Les prix du pétrole reculent après l'allusion de Trump à un report de l'attaque contre l'Iran
Économie internationale

Les prix du pétrole reculent après l'allusion de Trump à un report de l'attaque contre l'Iran

SadaNews - Les prix du pétrole ont reculé pour la première fois en six jours, après que le président américain Donald Trump a indiqué qu'il pourrait reporter, pour le moment, une attaque contre l'Iran.

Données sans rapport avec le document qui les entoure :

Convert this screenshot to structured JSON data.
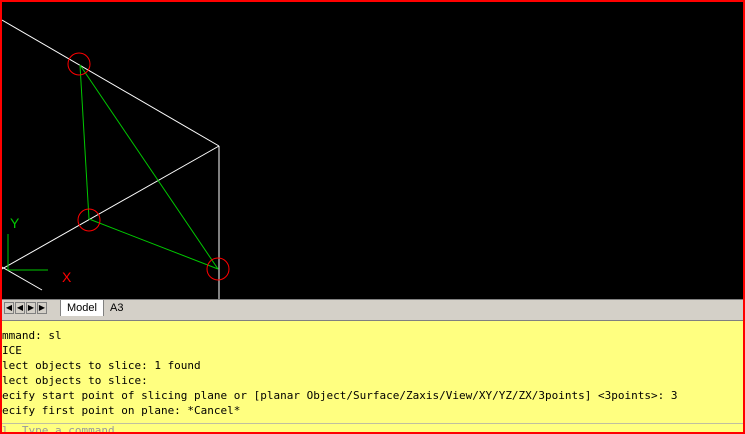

Le pétrole brut "Brent" a chuté jusqu'à 2,9 %, se négociant en dessous de 65 dollars le baril, après avoir augmenté d'environ 11 % au cours de la semaine dernière, tandis que le pétrole brut "West Texas" se négociait près de 60 dollars le baril.

Trump a déclaré qu'il avait reçu des assurances selon lesquelles l'Iran cesserait de tuer des manifestants, réduisant les chances d'une réponse militaire américaine immédiate aux manifestations contre le gouvernement du Guide suprême Ali Khamenei, ainsi que les chances de perturbations de la production iranienne et des principales voies de transport maritime.

Cependant, la situation en Iran est restée instable. Les autorités ont temporairement fermé l'espace aérien autour de Téhéran, tandis que les États-Unis ont redéployé certains de leurs troupes au Qatar et autour d'autres bases militaires américaines dans la région.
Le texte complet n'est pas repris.